KafkaTopic A has 1 record, KafkaTopic B has 5. My understanding would be, that the JoinFunction is triggered 5 times (join condition is valid each time), resulting in 5 records in the sink. If a new record for topic A comes in within the 2 hours, another 5 records would be created (2x5 records). However, what comes through in the sink is rather unpredictable, I could not see a pattern. Sometimes there's nothing, sometimes the initial records, but if I send additional messages, they are not being processed by the join with prior records.
My key question:
What does even happen here? Are the records emitted after the window is done processing?
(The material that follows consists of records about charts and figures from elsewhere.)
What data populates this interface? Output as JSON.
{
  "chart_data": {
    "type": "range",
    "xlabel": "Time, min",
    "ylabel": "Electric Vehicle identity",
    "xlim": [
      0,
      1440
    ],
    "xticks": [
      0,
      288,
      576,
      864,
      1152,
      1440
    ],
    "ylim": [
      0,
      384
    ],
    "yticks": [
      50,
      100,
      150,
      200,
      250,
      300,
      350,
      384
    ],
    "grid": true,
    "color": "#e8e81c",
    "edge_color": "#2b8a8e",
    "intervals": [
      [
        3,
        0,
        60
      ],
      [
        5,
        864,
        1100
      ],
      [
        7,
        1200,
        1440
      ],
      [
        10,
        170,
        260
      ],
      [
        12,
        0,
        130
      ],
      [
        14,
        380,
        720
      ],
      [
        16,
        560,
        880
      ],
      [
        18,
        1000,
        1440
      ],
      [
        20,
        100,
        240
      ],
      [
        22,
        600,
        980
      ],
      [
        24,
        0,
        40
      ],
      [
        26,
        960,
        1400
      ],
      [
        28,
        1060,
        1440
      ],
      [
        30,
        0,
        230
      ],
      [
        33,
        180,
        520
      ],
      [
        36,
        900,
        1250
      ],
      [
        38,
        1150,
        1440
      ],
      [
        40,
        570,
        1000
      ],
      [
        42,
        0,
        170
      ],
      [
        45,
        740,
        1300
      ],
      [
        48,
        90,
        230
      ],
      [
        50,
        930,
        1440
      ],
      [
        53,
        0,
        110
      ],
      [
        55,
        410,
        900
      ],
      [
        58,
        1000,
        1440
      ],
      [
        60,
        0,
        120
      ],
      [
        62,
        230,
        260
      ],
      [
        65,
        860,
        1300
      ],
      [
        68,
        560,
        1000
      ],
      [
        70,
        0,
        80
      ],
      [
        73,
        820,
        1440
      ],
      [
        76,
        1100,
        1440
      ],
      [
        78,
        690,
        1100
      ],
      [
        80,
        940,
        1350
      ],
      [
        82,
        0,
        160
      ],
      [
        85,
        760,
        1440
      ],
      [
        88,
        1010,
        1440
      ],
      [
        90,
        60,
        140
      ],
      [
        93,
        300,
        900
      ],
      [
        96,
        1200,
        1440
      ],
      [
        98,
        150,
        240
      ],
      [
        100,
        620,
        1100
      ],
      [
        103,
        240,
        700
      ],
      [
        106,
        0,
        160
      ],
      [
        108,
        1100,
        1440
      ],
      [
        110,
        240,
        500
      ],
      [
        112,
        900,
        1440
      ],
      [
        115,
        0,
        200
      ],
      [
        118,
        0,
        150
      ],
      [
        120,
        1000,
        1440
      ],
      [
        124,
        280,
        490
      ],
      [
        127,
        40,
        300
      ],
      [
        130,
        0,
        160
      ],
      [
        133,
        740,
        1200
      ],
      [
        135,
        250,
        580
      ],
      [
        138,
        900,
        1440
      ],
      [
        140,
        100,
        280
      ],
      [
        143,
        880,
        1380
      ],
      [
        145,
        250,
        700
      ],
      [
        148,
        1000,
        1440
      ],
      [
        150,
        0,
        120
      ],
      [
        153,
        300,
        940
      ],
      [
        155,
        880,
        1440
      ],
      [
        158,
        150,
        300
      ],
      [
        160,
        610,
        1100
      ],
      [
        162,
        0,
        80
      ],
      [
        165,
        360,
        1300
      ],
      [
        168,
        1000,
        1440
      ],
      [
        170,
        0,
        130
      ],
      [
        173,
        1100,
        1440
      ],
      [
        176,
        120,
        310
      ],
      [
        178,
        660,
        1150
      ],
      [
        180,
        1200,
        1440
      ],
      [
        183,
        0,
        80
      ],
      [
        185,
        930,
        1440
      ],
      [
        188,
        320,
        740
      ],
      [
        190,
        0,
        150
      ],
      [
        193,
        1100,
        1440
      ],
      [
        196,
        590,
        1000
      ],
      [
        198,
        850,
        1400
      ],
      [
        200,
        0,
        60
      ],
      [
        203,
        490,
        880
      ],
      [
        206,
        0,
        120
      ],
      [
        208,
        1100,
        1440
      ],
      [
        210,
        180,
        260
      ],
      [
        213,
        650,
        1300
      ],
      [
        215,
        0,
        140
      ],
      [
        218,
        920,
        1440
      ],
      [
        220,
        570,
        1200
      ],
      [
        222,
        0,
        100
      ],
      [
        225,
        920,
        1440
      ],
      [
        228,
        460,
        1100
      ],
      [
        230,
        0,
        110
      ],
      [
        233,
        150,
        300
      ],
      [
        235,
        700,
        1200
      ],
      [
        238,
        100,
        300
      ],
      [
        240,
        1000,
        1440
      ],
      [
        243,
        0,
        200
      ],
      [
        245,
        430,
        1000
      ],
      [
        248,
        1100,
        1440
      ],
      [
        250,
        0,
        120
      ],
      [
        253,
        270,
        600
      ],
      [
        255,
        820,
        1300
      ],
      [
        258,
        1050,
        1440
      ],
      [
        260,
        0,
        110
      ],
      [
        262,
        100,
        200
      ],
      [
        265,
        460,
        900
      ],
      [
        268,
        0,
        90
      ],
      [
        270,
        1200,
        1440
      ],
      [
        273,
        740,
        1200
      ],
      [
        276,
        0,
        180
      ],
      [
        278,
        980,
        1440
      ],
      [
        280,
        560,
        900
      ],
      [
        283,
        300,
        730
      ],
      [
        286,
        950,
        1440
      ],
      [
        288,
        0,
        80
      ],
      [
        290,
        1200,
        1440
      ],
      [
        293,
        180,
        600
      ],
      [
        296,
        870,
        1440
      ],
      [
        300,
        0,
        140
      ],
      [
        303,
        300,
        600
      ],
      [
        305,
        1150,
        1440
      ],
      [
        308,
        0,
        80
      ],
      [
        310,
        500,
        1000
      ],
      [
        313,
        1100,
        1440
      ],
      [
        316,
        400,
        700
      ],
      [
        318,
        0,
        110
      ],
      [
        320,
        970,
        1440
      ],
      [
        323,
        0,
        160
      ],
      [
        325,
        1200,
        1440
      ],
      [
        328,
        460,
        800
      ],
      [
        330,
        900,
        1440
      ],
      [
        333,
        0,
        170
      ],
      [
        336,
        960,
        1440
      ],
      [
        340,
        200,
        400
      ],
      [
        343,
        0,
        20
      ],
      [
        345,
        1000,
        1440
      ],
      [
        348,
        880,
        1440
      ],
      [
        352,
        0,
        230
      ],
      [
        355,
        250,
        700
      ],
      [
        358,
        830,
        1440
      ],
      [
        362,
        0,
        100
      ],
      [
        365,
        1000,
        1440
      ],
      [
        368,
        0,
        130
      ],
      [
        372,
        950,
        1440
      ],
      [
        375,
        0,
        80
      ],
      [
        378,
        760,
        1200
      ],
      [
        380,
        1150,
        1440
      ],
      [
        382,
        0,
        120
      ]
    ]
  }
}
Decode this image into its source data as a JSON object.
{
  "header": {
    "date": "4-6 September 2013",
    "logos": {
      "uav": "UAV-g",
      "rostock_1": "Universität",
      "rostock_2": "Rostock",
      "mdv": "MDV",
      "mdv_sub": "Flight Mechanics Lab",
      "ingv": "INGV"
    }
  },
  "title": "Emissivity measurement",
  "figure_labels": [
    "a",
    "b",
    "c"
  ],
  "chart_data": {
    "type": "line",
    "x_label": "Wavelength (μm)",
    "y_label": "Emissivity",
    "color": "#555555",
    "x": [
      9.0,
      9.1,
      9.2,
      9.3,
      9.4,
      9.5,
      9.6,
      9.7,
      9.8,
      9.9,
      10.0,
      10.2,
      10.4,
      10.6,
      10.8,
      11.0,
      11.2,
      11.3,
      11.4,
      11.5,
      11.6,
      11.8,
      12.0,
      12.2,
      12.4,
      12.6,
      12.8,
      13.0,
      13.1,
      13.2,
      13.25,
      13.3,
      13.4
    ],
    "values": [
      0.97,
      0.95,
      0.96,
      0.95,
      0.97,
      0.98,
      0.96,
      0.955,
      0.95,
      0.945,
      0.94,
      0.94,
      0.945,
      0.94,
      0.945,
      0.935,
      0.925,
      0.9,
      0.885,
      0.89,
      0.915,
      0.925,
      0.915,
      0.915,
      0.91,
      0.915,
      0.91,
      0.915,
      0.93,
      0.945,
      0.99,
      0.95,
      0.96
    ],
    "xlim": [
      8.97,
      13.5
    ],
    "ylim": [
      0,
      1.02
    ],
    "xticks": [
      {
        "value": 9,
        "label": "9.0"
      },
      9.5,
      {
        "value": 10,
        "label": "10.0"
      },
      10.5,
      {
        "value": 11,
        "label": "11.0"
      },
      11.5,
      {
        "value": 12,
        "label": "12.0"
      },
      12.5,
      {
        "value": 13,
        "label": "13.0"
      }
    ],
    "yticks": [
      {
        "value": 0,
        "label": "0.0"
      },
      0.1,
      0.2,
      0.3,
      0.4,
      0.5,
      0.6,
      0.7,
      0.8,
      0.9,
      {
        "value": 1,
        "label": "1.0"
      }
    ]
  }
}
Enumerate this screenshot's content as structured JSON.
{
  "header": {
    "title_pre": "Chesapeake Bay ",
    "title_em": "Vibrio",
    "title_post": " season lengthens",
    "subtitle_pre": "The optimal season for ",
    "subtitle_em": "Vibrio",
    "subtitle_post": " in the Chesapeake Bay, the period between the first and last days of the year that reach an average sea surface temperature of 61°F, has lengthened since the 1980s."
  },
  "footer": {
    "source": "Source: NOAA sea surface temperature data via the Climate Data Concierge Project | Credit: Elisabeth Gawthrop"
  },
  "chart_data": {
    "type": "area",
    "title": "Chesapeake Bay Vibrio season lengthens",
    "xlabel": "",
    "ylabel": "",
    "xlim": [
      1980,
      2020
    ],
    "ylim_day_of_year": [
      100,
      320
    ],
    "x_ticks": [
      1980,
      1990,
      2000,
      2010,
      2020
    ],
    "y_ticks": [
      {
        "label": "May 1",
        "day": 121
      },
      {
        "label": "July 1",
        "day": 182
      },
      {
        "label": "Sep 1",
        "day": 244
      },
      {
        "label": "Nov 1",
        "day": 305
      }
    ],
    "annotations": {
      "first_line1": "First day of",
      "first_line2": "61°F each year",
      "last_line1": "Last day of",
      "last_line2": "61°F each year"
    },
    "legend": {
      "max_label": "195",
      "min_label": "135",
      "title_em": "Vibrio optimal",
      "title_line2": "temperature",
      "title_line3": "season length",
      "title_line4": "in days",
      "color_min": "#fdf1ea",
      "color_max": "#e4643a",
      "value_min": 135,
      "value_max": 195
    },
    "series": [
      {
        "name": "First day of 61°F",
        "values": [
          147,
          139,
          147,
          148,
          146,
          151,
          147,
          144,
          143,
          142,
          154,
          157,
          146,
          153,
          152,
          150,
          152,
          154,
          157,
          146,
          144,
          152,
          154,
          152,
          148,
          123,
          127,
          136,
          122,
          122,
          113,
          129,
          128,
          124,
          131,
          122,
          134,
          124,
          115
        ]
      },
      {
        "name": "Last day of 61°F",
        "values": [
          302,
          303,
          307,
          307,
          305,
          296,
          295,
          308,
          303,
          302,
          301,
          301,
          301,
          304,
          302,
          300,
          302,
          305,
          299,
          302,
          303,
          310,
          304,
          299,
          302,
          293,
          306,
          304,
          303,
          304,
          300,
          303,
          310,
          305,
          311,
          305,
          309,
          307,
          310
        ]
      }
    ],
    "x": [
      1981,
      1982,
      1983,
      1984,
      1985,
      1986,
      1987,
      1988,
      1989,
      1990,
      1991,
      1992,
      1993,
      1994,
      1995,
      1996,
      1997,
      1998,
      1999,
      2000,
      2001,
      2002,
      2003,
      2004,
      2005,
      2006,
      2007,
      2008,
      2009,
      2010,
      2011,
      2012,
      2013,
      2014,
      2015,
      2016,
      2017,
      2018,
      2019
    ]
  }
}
I would expect a real-time output to the sink, but that would explain a lot.
Related to that: Could I handle this problem with onElement trigger or would this make my TimeWindow obsolete? Do those two concepts exists parallel to each other, i.e. that the join window is 2 hours, but the join function + output is triggered per element? How about duplicates in that case?
Subsequently, does processing time mean the point in time, when the record is consumed from the topic? So if I e.g. setStartFromEarliest()
on start, all messages which were consumed within the next two hours, were in that window?
Additional info:
env.setStreamTimeCharacteristic(TimeCharacteristic.ProcessingTime);
is set and I also switched to EventTime in between.